Dave Winer believes the end is near for blogging as we know it (or knew it? sorry if I’ve misinterpreted, Dave), and Mark Evans feels there isn’t much original thought out there. These are two people I know, like, and respect, and two people I’m in complete disagreement with. First of all, there’s tons of good, nay, great blogging out there. A small fraction of it makes it to TechMeme. By the way, I’d recommend reading Ed Bott’s thoughts on the blogosphere, which seems to have kicked this whole thread off (good on ya, Ed!).

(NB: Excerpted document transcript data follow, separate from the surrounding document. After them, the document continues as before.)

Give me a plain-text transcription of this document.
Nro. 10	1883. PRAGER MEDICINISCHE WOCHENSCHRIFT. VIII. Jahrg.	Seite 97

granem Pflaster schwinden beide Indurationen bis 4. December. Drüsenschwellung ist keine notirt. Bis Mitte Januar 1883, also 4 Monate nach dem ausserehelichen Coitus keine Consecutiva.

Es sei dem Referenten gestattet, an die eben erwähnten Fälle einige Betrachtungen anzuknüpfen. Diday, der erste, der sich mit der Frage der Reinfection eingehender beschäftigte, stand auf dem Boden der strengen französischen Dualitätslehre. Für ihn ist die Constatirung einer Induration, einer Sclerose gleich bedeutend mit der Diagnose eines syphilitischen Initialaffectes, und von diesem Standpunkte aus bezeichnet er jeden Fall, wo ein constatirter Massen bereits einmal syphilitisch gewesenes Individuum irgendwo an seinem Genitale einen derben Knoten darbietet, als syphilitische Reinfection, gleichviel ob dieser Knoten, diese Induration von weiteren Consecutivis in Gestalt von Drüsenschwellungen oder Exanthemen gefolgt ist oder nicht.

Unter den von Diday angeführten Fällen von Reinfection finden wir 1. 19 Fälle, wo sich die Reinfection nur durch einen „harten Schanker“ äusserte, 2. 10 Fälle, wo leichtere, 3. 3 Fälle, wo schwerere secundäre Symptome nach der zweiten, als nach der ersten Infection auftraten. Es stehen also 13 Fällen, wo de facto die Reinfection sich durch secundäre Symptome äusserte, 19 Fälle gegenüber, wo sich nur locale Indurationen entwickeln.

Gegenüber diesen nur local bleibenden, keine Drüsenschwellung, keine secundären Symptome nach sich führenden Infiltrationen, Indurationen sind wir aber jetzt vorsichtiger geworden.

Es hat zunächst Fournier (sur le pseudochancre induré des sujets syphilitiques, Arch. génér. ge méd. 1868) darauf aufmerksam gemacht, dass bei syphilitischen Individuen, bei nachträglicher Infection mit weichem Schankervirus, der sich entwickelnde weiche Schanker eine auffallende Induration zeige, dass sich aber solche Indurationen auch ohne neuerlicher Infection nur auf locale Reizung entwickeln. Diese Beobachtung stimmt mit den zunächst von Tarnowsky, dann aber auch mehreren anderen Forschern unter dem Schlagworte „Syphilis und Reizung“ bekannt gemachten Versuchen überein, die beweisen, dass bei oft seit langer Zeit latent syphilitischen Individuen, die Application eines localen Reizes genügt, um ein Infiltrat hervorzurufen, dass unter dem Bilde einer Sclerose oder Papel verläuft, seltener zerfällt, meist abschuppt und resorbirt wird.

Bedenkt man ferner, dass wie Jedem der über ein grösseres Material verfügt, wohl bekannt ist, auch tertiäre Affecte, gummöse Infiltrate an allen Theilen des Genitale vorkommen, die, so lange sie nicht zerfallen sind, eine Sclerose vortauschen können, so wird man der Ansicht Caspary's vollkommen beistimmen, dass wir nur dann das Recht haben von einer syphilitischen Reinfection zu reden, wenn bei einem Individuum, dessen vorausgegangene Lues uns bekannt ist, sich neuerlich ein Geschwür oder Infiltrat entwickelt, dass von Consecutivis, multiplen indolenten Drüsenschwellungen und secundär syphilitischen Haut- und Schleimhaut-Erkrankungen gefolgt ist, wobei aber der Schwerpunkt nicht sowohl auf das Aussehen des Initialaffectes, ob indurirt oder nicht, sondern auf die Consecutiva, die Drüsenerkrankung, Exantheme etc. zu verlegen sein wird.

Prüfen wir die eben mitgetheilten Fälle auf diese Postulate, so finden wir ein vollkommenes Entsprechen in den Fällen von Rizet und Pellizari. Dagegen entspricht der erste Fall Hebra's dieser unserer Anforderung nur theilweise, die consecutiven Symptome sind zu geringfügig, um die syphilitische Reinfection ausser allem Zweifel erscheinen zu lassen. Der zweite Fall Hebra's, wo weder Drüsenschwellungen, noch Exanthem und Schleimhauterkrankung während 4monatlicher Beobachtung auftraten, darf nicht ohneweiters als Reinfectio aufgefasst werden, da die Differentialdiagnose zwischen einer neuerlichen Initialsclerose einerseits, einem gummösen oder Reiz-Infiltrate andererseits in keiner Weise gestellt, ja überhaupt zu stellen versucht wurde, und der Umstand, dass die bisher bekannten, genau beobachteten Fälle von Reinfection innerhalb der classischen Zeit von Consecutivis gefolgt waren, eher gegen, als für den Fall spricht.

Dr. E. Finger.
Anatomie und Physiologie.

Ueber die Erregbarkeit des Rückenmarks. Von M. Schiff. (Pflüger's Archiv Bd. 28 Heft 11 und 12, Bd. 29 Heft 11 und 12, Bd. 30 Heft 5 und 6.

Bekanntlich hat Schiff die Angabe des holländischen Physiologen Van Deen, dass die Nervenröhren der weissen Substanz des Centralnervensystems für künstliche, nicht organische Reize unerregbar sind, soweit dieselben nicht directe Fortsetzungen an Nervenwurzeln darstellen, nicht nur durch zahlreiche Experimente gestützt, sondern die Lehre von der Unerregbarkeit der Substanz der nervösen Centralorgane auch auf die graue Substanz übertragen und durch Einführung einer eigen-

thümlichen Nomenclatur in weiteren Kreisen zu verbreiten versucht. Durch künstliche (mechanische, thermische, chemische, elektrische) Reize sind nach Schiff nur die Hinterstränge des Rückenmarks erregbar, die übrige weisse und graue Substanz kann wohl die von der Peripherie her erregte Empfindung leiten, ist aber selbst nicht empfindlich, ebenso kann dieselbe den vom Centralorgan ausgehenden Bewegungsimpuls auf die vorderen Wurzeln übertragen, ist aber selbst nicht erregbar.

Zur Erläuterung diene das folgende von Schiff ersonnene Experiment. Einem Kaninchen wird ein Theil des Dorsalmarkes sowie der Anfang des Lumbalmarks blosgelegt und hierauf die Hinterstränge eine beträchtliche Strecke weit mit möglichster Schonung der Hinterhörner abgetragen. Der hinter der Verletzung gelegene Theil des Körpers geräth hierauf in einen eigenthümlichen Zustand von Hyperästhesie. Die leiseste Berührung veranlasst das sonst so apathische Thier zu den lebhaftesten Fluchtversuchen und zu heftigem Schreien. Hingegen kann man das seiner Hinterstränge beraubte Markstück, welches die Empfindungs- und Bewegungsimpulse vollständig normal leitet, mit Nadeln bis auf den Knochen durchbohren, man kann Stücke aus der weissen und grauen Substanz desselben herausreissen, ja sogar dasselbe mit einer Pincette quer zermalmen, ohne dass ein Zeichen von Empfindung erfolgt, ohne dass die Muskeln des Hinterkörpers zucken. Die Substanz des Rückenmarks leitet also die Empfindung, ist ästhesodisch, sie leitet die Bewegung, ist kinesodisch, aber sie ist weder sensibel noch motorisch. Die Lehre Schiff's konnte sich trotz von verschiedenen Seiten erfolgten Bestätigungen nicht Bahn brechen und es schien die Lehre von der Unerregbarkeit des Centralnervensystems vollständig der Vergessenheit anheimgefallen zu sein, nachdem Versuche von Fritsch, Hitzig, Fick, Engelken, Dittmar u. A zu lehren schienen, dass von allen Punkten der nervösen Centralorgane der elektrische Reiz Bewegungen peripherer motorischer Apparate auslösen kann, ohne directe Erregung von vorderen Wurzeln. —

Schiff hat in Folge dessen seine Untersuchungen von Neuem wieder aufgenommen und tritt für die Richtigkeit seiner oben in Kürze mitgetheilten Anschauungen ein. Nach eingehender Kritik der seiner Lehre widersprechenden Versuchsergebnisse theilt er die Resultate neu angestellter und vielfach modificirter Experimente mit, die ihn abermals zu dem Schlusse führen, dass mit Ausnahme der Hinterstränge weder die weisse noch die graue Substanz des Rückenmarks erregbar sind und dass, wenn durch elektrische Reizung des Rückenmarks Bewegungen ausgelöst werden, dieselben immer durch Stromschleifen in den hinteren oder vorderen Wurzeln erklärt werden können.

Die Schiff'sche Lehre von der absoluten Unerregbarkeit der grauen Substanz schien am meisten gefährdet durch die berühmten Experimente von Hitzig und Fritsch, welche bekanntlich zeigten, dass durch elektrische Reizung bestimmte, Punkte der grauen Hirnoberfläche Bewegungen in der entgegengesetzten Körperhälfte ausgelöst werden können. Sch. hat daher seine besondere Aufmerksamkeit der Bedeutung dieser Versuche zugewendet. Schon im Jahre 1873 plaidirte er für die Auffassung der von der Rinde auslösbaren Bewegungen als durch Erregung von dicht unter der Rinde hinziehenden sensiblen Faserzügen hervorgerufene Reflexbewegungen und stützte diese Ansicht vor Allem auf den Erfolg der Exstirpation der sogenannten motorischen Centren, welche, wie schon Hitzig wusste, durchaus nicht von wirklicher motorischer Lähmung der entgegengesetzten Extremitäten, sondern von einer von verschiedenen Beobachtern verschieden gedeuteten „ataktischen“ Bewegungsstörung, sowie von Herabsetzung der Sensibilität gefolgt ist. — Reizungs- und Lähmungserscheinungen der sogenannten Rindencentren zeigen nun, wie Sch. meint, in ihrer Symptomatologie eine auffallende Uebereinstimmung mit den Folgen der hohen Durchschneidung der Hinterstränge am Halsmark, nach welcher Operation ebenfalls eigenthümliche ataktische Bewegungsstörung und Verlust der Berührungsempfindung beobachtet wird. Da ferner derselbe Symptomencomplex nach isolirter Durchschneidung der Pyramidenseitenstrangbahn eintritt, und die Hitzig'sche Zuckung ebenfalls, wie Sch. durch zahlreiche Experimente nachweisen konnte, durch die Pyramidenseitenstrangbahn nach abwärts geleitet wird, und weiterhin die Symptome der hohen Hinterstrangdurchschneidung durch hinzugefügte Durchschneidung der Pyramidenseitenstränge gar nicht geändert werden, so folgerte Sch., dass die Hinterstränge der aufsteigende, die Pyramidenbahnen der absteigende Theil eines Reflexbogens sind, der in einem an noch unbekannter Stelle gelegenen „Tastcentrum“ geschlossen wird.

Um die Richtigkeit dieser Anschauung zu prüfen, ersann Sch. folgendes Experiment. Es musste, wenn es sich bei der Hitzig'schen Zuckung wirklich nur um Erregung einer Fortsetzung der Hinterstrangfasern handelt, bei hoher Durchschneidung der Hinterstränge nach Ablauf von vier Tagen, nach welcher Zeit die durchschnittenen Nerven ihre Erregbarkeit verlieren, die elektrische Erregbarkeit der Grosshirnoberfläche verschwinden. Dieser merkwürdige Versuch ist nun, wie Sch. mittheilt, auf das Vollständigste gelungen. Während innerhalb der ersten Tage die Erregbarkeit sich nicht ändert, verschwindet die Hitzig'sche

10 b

If I can make the analogy, think of the movie industry. There’s a lot of creative, original movies being made every year. Most of them don’t air at the uberplex, and the typical Blockbuster employee won’t recommend them to you. Sometimes they “bubble up” like Little Miss Sunshine did last year (overrated by the way, but that’s not the point), or Sideways a few years back. But if you read the mainstream reviews and movie sites, you have to deal with the Stiller-Wilson-Vaughn Theory (a modernization of the classic Caine-Hackman Theory).
TechMeme tracks “the conversation” and therefore is the worst agent possible for finding distinct, outlying content. This isn’t saying TechMeme is bad, it’s not, it’s very good at what it does. But now we are seeing a certain lament for the so-called 250, who appear to blog about an insular set of topics. Well, let’s face it, a certain percentage of the incentive to blog is ego-driven, and it ranges from individual to individual. The more one wants power or fame, the more one is likely to want to be found on TechMeme. The more one wants to express individual, distinct thought, the less likely TechMeme acts as a motivator. Ask Robin Williams why he did Good Will Hunting, my hunch is it’ll help clarify things.
Several months ago I made the decision to rarely get involved with TechMeme topics (which this post is most clearly defying, ain’t it ironic?). It’s my feeling that there are enough other intelligent people out there getting into those “conversations” but the truth is, I started getting the feeling that they weren’t really conversations, they were more like discordant shouting matches (albeit occasionally polite ones). I feel it’s unlikely that I have many readers (other than my family) who follow my blog but are completely in the dark on these other “popular” topics. But more importantly, I just felt I wasn’t really blogging about things that inspired me as much as others.
I may not be in the 250. I may not have hundreds of thousands of readers subscribing to my feed. I don’t really know anymore, since I turned off all stats anyway. Want to find some different voices? Look for the bloggers who rarely make TechMeme, and subscribe to them, and take the time to read them regularly (here’s four to get you started: Frank Piller, Shawn Morton, Umair Haque, Tom Evslin – no offense to my other friends, I just wanted to pick some that don’t fall into the mainstream as often!) . Unsubscribe from “TechMeme Regulars” since it’s pretty likely you don’t need to read all their posts anyway. In other words, if you really want to find the indie films, you’re going to have to stop renting from Blockbuster.